Two women, who in separate cases confessed to killing their husbands and made headlines for their sensational murder trials, were freed just one day apart after they each employed a controversial and difficult defense, claiming that years of abuse led them to murder.
Barbara Sheehan, a New York City school secretary, who admitted shooting her police officer husband 11 times with two of his own pistols, was acquitted of murder Thursday, after claiming she had been abused for years and feared for her life on the morning of Feb. 18, 2008.
On Friday, Gaile Owens of Memphis walked out of the Tennessee prison cell where she's been held since being convicted in 1985 of hiring a stranger to kill her husband. After 26 years of appeals from death row, Owens was paroled when new evidence that she had been the victim of sustained domestic abuse was revealed.
Both cases were critical tests of the so-called battered-woman defense, in which attorneys argue that a history of abuse led their clients to kill.
Legal experts say the battered-woman defense is a tough case to make for attorneys.
"It's not easy. A battered-woman defense is always an uphill climb," defense attorney Gloria Allred, who didn't represent either woman, told ABCNews.com. "There are a lot of questions her lawyers are going to need to answer for the jury. Why didn't she report the abuse? Did she tell anyone?"
Allred said juries are often unsympathetic to women they believe should have left their husbands sooner, rather than turn to murder later.
Owens, whose death penalty conviction was reduced to life in prison last year, was granted parole last week, and she walked free Friday. At her 1985 trial, she did not talk about being physically and sexually abused by her husband, claiming later she didn't want to expose her young sons to the truth about their father.
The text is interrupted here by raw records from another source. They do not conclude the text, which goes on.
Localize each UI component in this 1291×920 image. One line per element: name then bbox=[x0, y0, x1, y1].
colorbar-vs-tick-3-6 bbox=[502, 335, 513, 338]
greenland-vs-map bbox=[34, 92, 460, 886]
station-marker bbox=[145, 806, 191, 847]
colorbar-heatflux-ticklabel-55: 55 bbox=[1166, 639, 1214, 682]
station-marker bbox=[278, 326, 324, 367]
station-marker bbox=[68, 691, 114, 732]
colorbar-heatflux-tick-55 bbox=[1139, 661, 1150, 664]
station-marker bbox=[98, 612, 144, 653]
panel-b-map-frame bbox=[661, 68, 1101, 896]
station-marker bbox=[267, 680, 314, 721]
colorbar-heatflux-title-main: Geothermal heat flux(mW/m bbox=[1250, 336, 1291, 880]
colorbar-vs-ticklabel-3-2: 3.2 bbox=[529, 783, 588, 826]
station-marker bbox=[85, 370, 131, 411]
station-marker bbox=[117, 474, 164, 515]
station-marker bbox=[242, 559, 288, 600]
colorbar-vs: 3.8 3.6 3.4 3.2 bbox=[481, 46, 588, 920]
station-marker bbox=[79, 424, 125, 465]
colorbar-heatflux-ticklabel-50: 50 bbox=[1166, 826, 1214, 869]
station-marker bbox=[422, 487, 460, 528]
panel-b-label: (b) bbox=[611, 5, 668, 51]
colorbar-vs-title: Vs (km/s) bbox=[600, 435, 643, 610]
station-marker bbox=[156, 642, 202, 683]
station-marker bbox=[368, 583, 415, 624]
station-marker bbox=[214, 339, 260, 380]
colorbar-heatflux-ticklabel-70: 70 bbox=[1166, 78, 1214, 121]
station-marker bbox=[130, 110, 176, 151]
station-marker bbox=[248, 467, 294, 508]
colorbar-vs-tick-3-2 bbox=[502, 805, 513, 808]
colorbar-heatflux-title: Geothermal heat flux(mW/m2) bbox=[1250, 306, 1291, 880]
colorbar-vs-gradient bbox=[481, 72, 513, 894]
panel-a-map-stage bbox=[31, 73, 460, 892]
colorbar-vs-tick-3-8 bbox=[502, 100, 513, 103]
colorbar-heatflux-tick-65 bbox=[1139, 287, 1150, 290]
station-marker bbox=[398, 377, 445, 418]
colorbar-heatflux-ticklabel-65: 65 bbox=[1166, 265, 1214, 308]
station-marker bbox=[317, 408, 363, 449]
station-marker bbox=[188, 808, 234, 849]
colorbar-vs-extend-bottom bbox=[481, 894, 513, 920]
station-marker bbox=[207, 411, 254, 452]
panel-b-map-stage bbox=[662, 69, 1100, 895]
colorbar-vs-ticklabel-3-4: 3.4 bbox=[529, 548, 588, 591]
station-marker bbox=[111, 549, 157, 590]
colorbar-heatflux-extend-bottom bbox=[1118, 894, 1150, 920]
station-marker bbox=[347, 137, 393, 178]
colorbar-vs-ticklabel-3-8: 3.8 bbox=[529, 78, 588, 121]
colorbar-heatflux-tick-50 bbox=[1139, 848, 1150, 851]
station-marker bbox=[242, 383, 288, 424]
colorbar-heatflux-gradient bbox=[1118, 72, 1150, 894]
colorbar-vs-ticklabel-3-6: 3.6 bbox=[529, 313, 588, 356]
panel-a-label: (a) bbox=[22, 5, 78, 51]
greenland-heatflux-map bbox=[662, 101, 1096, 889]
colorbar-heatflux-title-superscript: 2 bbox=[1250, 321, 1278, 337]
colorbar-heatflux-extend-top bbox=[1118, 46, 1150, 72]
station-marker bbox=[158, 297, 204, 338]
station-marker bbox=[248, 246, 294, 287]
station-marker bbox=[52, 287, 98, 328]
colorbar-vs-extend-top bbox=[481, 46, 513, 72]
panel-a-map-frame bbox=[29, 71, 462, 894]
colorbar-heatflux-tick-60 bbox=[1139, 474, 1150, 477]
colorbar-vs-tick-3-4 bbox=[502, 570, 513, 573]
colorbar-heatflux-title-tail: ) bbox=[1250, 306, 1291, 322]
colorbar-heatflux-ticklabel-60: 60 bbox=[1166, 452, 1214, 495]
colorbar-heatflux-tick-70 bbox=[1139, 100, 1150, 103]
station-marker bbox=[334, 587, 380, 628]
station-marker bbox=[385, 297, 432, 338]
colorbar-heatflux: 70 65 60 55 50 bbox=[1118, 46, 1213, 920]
"I'm looking forward to leading a quiet, private but productive life," Owens said in a statement just before leaving the prison. She said she feels a "responsibility to give back to those who have given so much to me," according to the Associated Press.
On Thursday, a jury acquitted Barbara Sheehan of murder, but convicted of her of illegal possession of a firearm.
"There's no joy today," Sheehan's attorney Michael Dowd told reporters outside the courthouse. "The only thing that can bring joy to this family would be to bring them back 17 years before the first blow was struck."
Sheehan admitted to shooting her husband after a fight in which he threatened her if she did not accompany him on a trip to Florida. Sheehan claimed she had been seriously beaten on a trip a few months earlier to Jamaica and was reluctant to leave her home.
Queens District Attorney Richard Brown said neither side could claim victory and called on battered woman to go to authorities when they are first abused.
In 2010, a New York woman accused of murdering her husband successfully used the battered woman defense and was acquitted. Shanique Simmons had been routinely abused by her husband and was even raped, she testified. Simmons stabbed her unarmed husband in the hallway of their Bronx apartment, but claimed self defense.